Study sheds light on why immunodeficiency affects only one identical twin
Analysis of the identical twin participants found that not only did the sibling with CVID have fewer B cells, but that B cell defects resulted in epigenetic problems with DNA methylation, chromatin accessibility and transcriptional defects in memory B cells themselves. In addition, researchers found massive defects in the cell-to-cell communication required for the immune system to function normally.
Dr Javier Rodríguez-Ubreva, a first author of the study from the Josep Carreras Leukaemia Research Institute, said: “The human immune system is not a static entity and communication between immune cells is vital for it to work effectively. We can see in healthy individuals how cells talk to each other and from there identify where communication breaks down in individuals with common variable immunodeficiency (CVID). In the immune system this cell-to-cell communication is critical to define the ability of B cells to mature and produce antibodies.”

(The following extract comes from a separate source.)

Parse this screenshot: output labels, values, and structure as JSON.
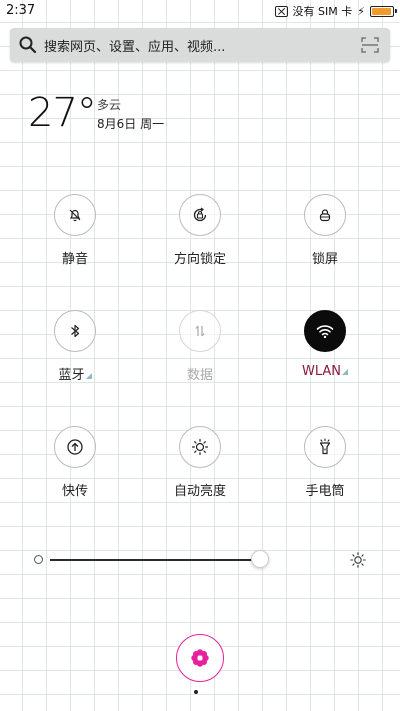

The researchers compared the epigenetic changes and cell-to-cell communication problems found in the twin suffering from CVID against a wider CVID cohort and found that the problems were the same, providing a solid model for characterising the disease. The challenge now will be to use these insights to develop new treatments.
Dr Esteban Ballestar, a senior author of the study from the Josep Carreras Leukaemia Research Institute, said: “This is the first of many studies that will look at common variable immunodeficiency (CVID) and other primary immunodeficiencies in the attempt to identify new therapies for treating these disorders. We already have viable options, such as immunoglobulin replacement therapy, which I would hope can be adapted to address the specific B cell defects that we have identified here.”

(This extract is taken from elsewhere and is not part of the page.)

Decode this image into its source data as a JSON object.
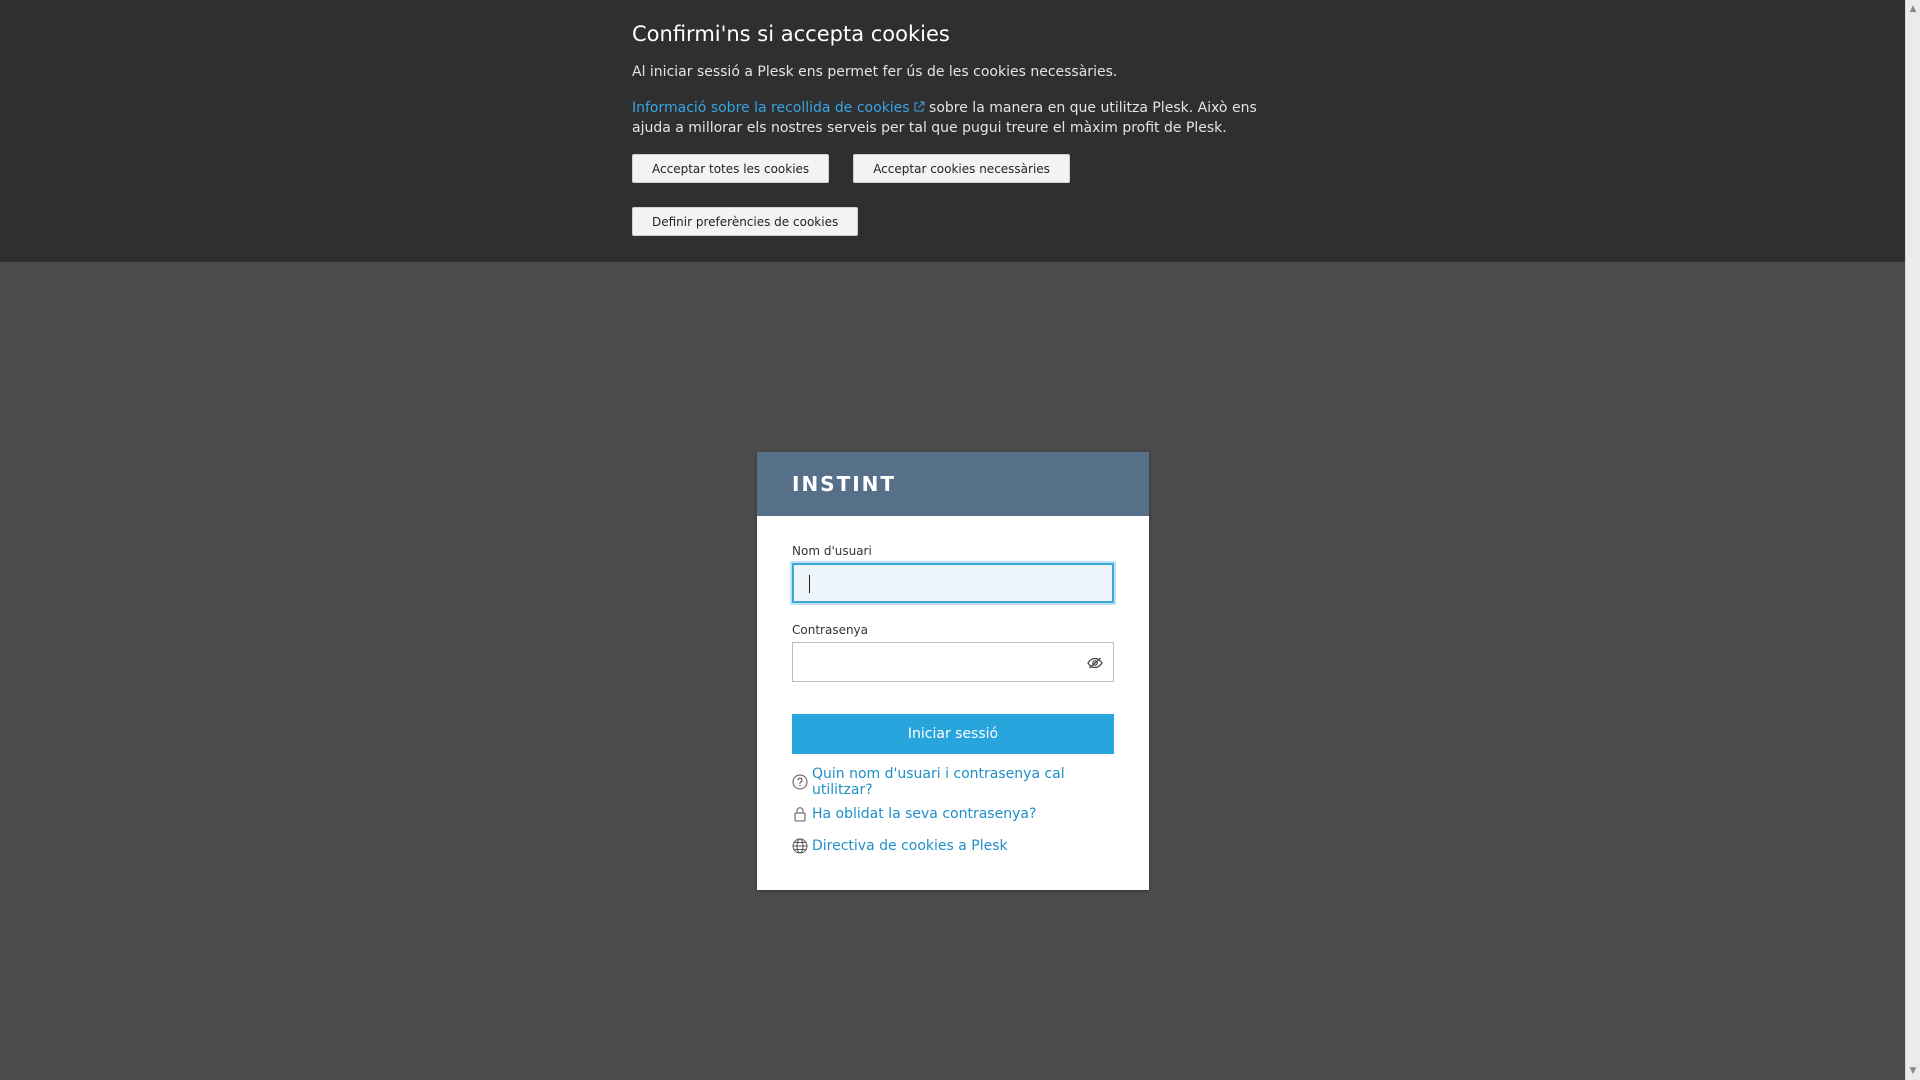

As well as immunoglobulin replacement therapy, epigenetic drugs can also be used to treat immune disorders and the findings of this study highlight a number of biological pathways worthy of further investigation for new drug targets.
Dr Roser Vento-Tormo, a senior author of the study from the Wellcome Sanger Institute, said: “This is the first cell atlas to categorise common variable primary immunodeficiencies and will be a valuable contribution to the Human Cell Atlas initiative to map every cell type in the human body. What this study in particular shows is how quickly cell atlas data can be applied to better understand specific health challenges and open up new avenues of treatment.”